Sağlıklı ömür alışkanlıkları ile birlikte sistemli kardiyolojik muayenelerin de kritik değer taşıdığını belirten Prof. Dr. Bengi Başer, hayatı boyunca sağlıklı beslenen ve tertipli idman yapan bireylerde dahi önemli kalp hastalıklarının görülebileceğini söz etti ve check-up’ın ehemmiyetini vurguladı.

Prof. Dr. Başer, kelamlarını şu biçimde sürdürdü:

“Sağlıklı beslenme alışkanlıklarına sahip olmak ve tertipli idman yapmak kalp ve damar sıhhatini sürdürmek için son derece değerli faktörlerdir lakin kalp sıhhatini korumak için tertipli olarak denetim yaptırılmalıdır. Bilhassa sağlıklı beslenen ve tertipli spor yapan şahıslar, kalp sıhhatinin kusursuz olduğunu düşünerek kardiyolojik muayeneleri aksatma eğiliminde olabilir. Bu bireylerde beden direnci yüksek olduğu için mümkün sıhhat sorunlarını saptamak hayli daha güç hale gelir. Bu niçinle check-up üzere nizamlı kardiyolojik taramalar sağlıklı bir kalp için en kıymetli faktör olarak kıymetlendirilir.”

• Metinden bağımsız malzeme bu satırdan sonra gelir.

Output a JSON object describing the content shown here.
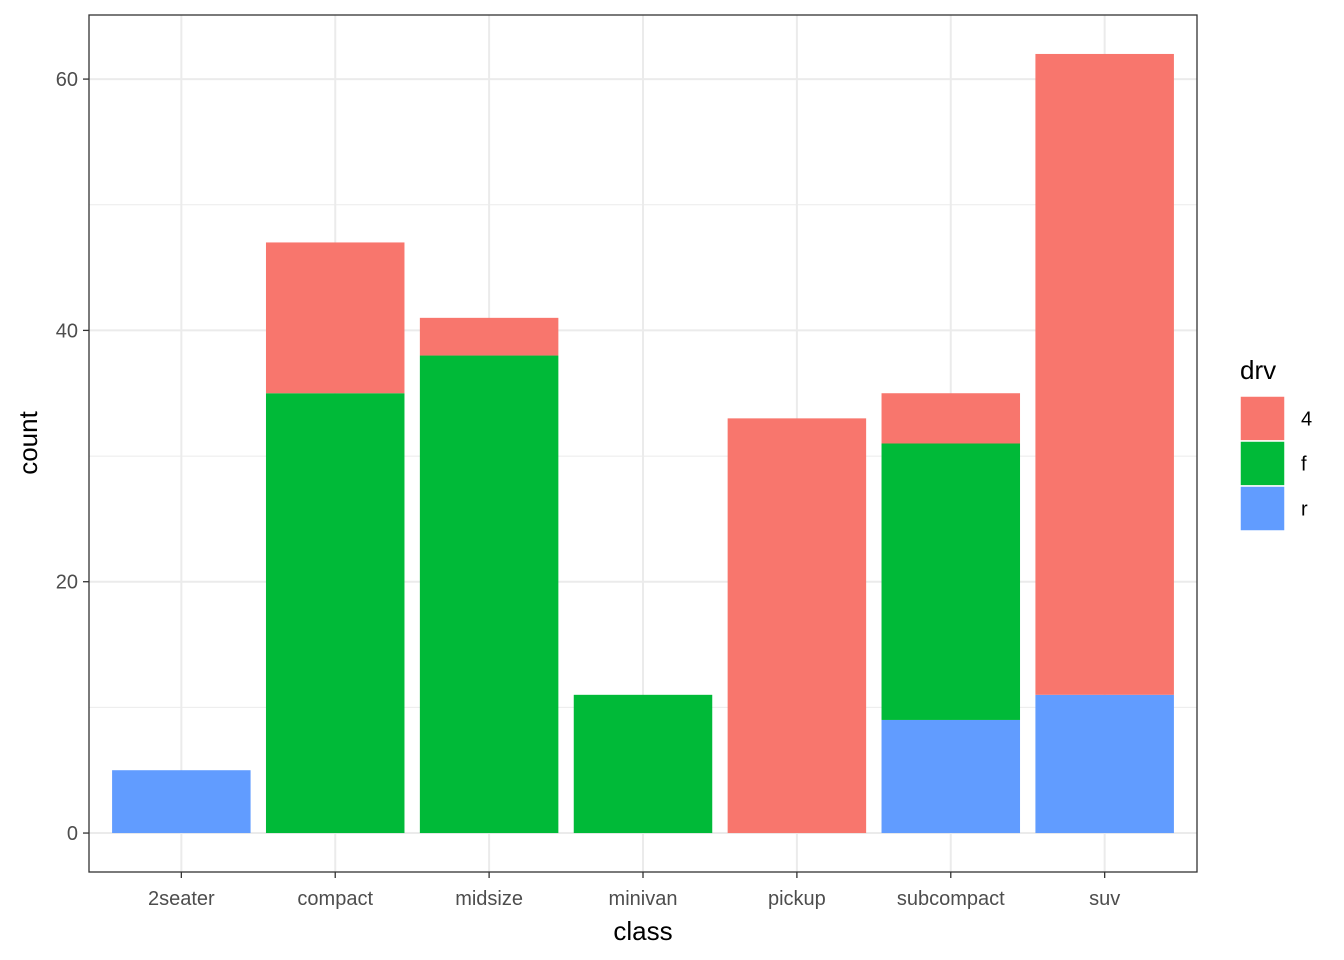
{
  "chart_data": {
    "type": "bar",
    "stacked": true,
    "xlabel": "class",
    "ylabel": "count",
    "categories": [
      "2seater",
      "compact",
      "midsize",
      "minivan",
      "pickup",
      "subcompact",
      "suv"
    ],
    "series": [
      {
        "name": "4",
        "color": "#F8766D",
        "values": [
          0,
          12,
          3,
          0,
          33,
          4,
          51
        ]
      },
      {
        "name": "f",
        "color": "#00BA38",
        "values": [
          0,
          35,
          38,
          11,
          0,
          22,
          0
        ]
      },
      {
        "name": "r",
        "color": "#619CFF",
        "values": [
          5,
          0,
          0,
          0,
          0,
          9,
          11
        ]
      }
    ],
    "stack_order_bottom_to_top": [
      "r",
      "f",
      "4"
    ],
    "ylim": [
      -3.1,
      65.1
    ],
    "yticks": [
      0,
      20,
      40,
      60
    ],
    "yticks_minor": [
      10,
      30,
      50
    ],
    "grid": true,
    "legend": {
      "title": "drv",
      "position": "right",
      "entries": [
        "4",
        "f",
        "r"
      ]
    }
  }
}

“RİSKLİ KÜMEDE KABUL EDİLİR”

Açıklamalarında genetik faktörlerle bağlantılı kalp hastalıklarına da yer veren Prof. Dr. Başer, bilhassa ailede kalp hastalığı hikayesi bulunan şahısların uygun aralıklarla değerlendirilmesinin kritik olduğuna dikkat çekerek, “Kişi, birinci yahut ikinci derece akrabalarında bulunan bir fazlaca hastalık açısından riskli kümede kabul edilir. Genetik yatkınlığa bağlı hastalıkların en sık görüldüğü sistemlerden biri kalp ve damar sistemidir. Kişinin anne-babasında, kardeşlerinde yahut amca, hala, dayı üzere ikinci derece akrabalarında kalp ve damar sistemi ile bağlantılı rastgele bir hastalık var ise tertipli kardiyolojik muayeneler ve check-up üzere ayrıntılı taramalar hayli daha gerekli hale gelir. Bu bireyler için yaşa, cinsiyete ve mevcut sıhhat durumuna uygun biçimde denetimler planlanmalı ve ortaya çıkabilecek önemli kalp hastalıklarının önüne geçilmelidir” dedi.